"Missed the Bus, Mom"
This is the phone message I retrieved when I got home yesterday, about 15 minutes before the bus was due to drop off the boys:
Mom, this is Ricky. I missed the bus. I'm going to a friend's house who lives near the school. See ya!
I know no one who lives near the school. Where is my son? Why didn't he stay put if he missed the bus and I would pick him up? Why didn't he call my cell phone? Why didn't he at least give me a name and number?
I call my husband who is on the way home from school. I'll stay by the phone and Steve will drive by the school. Ron gets off the bus and informs me that Rick did not "miss the bus" but made a conscious decision not to get on the bus. Ron thought about it but decided it would be best to come home. Good decision by one son. Bad decision by his twin. Ron thought Rick went home with Mike, or perhaps his name is Steve. Little help there. Ten more tense minutes and the phone rings.
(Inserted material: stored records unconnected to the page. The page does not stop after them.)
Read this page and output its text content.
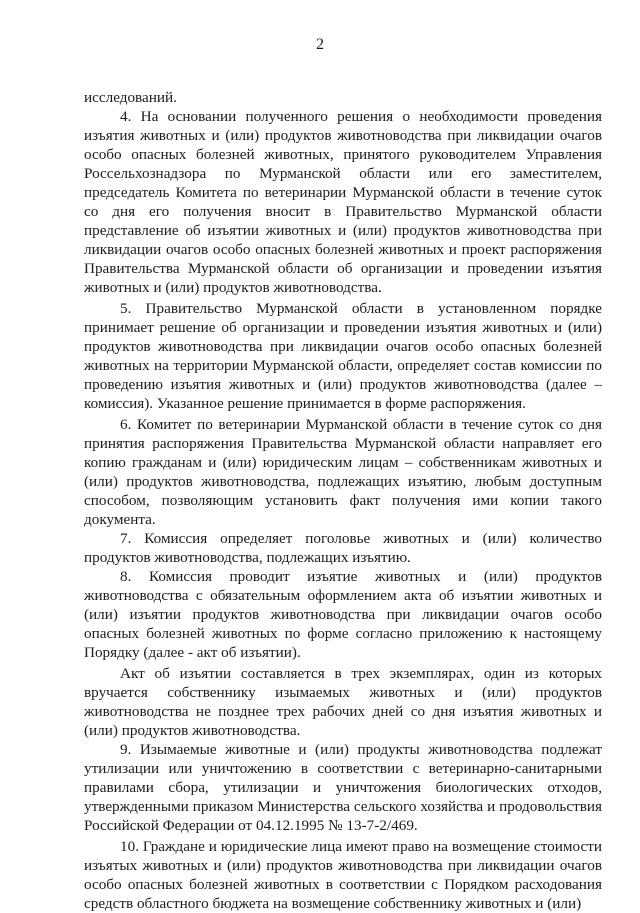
2

исследований.

4. На основании полученного решения о необходимости проведения изъятия животных и (или) продуктов животноводства при ликвидации очагов особо опасных болезней животных, принятого руководителем Управления Россельхознадзора по Мурманской области или его заместителем, председатель Комитета по ветеринарии Мурманской области в течение суток со дня его получения вносит в Правительство Мурманской области представление об изъятии животных и (или) продуктов животноводства при ликвидации очагов особо опасных болезней животных и проект распоряжения Правительства Мурманской области об организации и проведении изъятия животных и (или) продуктов животноводства.

5. Правительство Мурманской области в установленном порядке принимает решение об организации и проведении изъятия животных и (или) продуктов животноводства при ликвидации очагов особо опасных болезней животных на территории Мурманской области, определяет состав комиссии по проведению изъятия животных и (или) продуктов животноводства (далее – комиссия). Указанное решение принимается в форме распоряжения.

6. Комитет по ветеринарии Мурманской области в течение суток со дня принятия распоряжения Правительства Мурманской области направляет его копию гражданам и (или) юридическим лицам – собственникам животных и (или) продуктов животноводства, подлежащих изъятию, любым доступным способом, позволяющим установить факт получения ими копии такого документа.

7. Комиссия определяет поголовье животных и (или) количество продуктов животноводства, подлежащих изъятию.

8. Комиссия проводит изъятие животных и (или) продуктов животноводства с обязательным оформлением акта об изъятии животных и (или) изъятии продуктов животноводства при ликвидации очагов особо опасных болезней животных по форме согласно приложению к настоящему Порядку (далее - акт об изъятии).

Акт об изъятии составляется в трех экземплярах, один из которых вручается собственнику изымаемых животных и (или) продуктов животноводства не позднее трех рабочих дней со дня изъятия животных и (или) продуктов животноводства.

9. Изымаемые животные и (или) продукты животноводства подлежат утилизации или уничтожению в соответствии с ветеринарно-санитарными правилами сбора, утилизации и уничтожения биологических отходов, утвержденными приказом Министерства сельского хозяйства и продовольствия Российской Федерации от 04.12.1995 № 13-7-2/469.

10. Граждане и юридические лица имеют право на возмещение стоимости изъятых животных и (или) продуктов животноводства при ликвидации очагов особо опасных болезней животных в соответствии с Порядком расходования средств областного бюджета на возмещение собственнику животных и (или)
Mom, this is Ricky. I'm on my way home. Steve's mother is driving me home.
It seems that Ricky passed his Dad's car and decided he better get home.
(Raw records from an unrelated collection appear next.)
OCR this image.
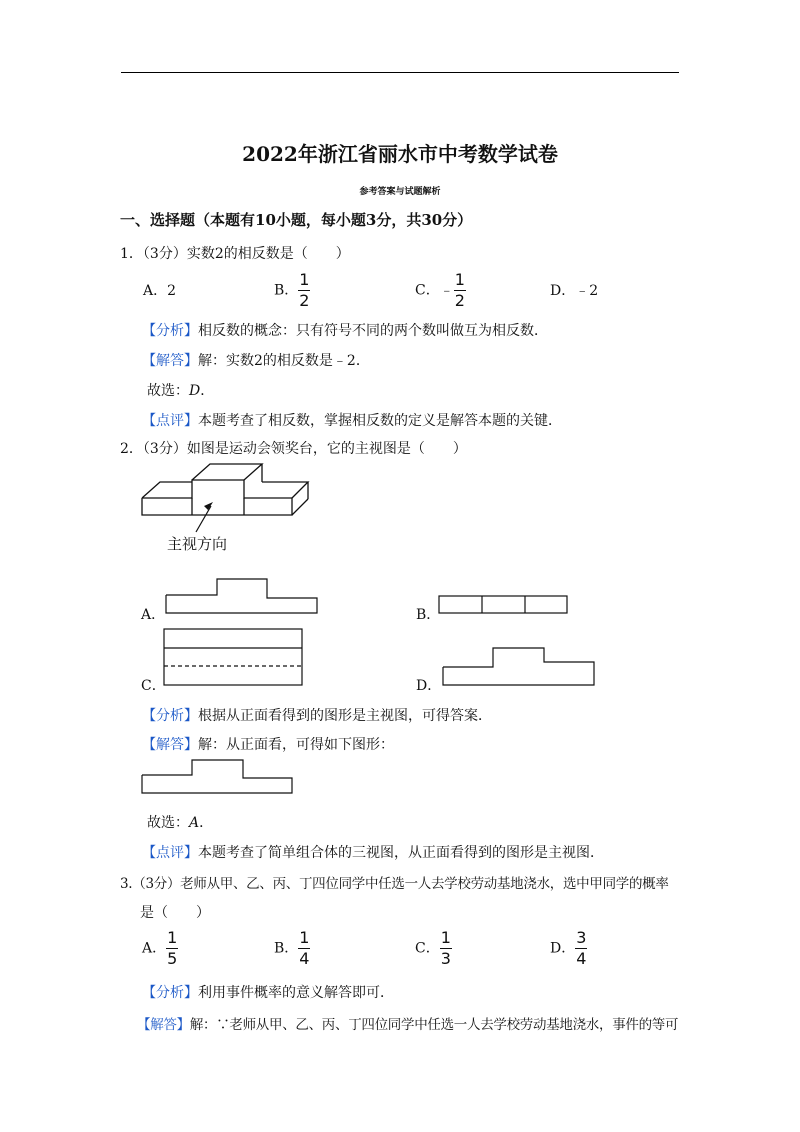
2022年浙江省丽水市中考数学试卷
参考答案与试题解析
一、选择题（本题有10小题，每小题3分，共30分）
1．（3分）实数2的相反数是（　　）
A．2	B． $\frac{1}{2}$	C．﹣ $\frac{1}{2}$	D．﹣2
【分析】相反数的概念：只有符号不同的两个数叫做互为相反数．
【解答】解：实数2的相反数是﹣2．
故选：D．
【点评】本题考查了相反数，掌握相反数的定义是解答本题的关键．
2．（3分）如图是运动会领奖台，它的主视图是（　　）
主视方向
A．	B．
C．	D．
【分析】根据从正面看得到的图形是主视图，可得答案．
【解答】解：从正面看，可得如下图形：
故选：A．
【点评】本题考查了简单组合体的三视图，从正面看得到的图形是主视图．
3.（3分）老师从甲、乙、丙、丁四位同学中任选一人去学校劳动基地浇水，选中甲同学的概率
是（　　）
A． $\frac{1}{5}$	B． $\frac{1}{4}$	C． $\frac{1}{3}$	D． $\frac{3}{4}$
【分析】利用事件概率的意义解答即可．
【解答】解：∵老师从甲、乙、丙、丁四位同学中任选一人去学校劳动基地浇水，事件的等可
So Ron's grounding ended yesterday and Rick's grounding started. He's grounded because of the lie - "I missed the bus." I've read that the frontal lobe isn't fully connected in teenage boys' brains (girls connect earlier than boys), but can we survive until those neurons start popping?
We had just talked to both boys about staying put if they are "lost" after a friend's 12 y.o. nephew wandered downtown Chicago from 2 PM until 3 AM. He must have had a whole flock of guardian angels because the police stopped searching for a lost boy around midnight and began treating it as a criminal case. The boy just kept walking, "Gotta find Mom." If he had stayed in the vicinity, the police and their bullhorns would have been effective. Of course, Rick didn't think he was lost. He knew where he was.